Since the Taleban took control of most of Afghanistan, international
drug control officials have accused the Islamic hard-liners of being
involved in the drug trade, and of using their profits to fund military
campaigns. This is something Taleban authorities vehemently deny. The
United Nations has imposed sanctions on Afghanistan's Taleban leadership
for their refusal to hand over accused terrorist Osama bin Laden.
Some drug control experts also say it is still unclear how much opium
was stockpiled inside Afghanistan - from previous crops - and it is
premature to say opium production has been wiped out.
But Bernard Frahi, head of the U.N. drug control program for Pakistan
and Afghanistan, applauds what the Taleban has accomplished in recent
months - eliminating this year's opium crop and wiping out 3,500 tons of
opium production - or 75 percent of the global crop.

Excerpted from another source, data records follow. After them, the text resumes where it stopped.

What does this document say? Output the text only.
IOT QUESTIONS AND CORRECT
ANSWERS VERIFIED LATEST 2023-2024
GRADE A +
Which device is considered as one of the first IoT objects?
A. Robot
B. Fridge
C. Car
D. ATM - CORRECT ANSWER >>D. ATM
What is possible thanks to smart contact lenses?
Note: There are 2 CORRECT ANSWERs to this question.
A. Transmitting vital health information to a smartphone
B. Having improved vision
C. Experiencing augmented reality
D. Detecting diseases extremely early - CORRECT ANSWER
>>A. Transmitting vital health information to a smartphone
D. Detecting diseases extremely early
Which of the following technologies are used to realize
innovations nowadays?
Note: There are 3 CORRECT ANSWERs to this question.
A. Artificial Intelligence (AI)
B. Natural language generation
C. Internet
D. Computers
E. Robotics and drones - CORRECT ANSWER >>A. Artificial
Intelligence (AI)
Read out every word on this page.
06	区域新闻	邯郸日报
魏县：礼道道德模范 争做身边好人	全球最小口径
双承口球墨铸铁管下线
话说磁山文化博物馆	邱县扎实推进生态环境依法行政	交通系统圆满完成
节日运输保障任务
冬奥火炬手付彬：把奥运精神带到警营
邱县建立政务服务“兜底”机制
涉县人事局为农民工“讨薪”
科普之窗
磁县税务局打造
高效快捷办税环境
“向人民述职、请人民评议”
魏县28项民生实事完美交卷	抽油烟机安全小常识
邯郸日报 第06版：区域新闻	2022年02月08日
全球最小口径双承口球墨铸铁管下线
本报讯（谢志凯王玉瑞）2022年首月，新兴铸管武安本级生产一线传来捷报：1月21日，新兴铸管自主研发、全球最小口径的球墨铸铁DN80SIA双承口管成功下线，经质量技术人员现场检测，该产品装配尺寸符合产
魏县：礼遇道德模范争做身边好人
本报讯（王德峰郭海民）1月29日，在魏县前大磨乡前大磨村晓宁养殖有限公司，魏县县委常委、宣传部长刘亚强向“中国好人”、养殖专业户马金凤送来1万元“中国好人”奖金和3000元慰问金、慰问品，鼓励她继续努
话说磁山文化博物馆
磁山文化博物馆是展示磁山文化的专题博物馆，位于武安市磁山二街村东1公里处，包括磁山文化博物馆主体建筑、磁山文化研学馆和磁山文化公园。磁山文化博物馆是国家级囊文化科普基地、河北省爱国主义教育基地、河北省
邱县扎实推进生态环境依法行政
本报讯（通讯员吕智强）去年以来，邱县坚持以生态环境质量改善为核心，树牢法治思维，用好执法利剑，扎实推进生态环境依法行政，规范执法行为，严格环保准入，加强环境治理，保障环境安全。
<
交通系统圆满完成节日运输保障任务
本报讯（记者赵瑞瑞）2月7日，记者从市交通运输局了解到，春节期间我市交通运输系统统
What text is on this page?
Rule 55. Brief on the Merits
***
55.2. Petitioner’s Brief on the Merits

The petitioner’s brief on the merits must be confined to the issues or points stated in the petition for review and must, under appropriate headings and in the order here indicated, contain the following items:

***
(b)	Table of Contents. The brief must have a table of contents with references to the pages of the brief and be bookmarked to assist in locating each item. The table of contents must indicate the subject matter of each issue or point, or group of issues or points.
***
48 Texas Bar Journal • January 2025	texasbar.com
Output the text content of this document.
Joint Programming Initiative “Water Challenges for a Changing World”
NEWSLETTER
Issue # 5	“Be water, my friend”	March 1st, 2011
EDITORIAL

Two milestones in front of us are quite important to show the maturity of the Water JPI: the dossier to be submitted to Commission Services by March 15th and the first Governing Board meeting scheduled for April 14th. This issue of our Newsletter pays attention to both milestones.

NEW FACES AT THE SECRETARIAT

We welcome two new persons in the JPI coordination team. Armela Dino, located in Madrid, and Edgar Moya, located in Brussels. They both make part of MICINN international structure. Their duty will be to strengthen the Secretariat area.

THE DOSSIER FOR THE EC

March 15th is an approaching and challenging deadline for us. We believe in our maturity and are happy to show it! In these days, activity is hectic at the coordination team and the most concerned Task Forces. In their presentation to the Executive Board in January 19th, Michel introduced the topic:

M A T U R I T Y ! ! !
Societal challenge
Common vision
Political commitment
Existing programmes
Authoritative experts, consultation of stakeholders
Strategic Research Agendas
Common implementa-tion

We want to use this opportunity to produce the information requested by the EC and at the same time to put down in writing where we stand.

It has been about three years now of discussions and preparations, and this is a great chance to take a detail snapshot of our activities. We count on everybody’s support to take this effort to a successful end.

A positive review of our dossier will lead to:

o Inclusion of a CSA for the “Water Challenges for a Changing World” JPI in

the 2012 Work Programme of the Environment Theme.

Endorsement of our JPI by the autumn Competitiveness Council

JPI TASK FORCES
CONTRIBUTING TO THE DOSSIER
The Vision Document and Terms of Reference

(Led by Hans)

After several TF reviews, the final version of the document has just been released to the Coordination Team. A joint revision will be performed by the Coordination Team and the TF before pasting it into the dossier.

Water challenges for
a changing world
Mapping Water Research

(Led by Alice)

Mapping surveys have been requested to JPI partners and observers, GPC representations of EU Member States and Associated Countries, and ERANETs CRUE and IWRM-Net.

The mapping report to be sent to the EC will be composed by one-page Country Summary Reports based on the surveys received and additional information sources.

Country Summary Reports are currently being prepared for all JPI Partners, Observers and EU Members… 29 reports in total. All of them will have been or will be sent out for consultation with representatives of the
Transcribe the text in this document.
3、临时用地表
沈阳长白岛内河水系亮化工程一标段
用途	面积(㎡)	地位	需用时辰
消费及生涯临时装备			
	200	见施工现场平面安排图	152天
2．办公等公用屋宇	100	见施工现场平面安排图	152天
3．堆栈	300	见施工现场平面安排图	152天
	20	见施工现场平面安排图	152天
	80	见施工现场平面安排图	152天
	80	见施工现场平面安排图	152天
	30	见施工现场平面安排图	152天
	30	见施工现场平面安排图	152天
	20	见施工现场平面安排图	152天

"It is an unprecedented event - we have to recognize that -
particularly when it comes from authorities ruling a country - even if
they are de facto authorities - it is almost the first time this has
happened," he said.
Many Afghans say their success in eliminating this year's poppy crop is
not widely known in many western capitals where addicts use the final
product of the opium poppy - heroin. Sher Mohammed Abbas Stanakzai is
the Taleban deputy minister for public health in Kabul. He says,
"If the same action would have been taken by any other nation or
country I think the whole world have appreciated it at least, and they
would have supported that nation. But in our case this was not even
appreciated and nobody has mentioned has mention it. Anyway whatever we
have done we have done for the benefit of our own people - it was our
own decision and we have done it."
Taleban officials and former poppy farmers in Afghanistan say wiping out
the opium crop does not come without a price. They say the international
community should step in with aid to help the farmers. But Taleban
authorities say even if no aid comes, they will not allow Afghanistan's
farmers to go back to cultivating opium poppies. They say the religious
edict banning poppy farming is permanent, and opium will never again be
harvested in the parts of Afghanistan they control.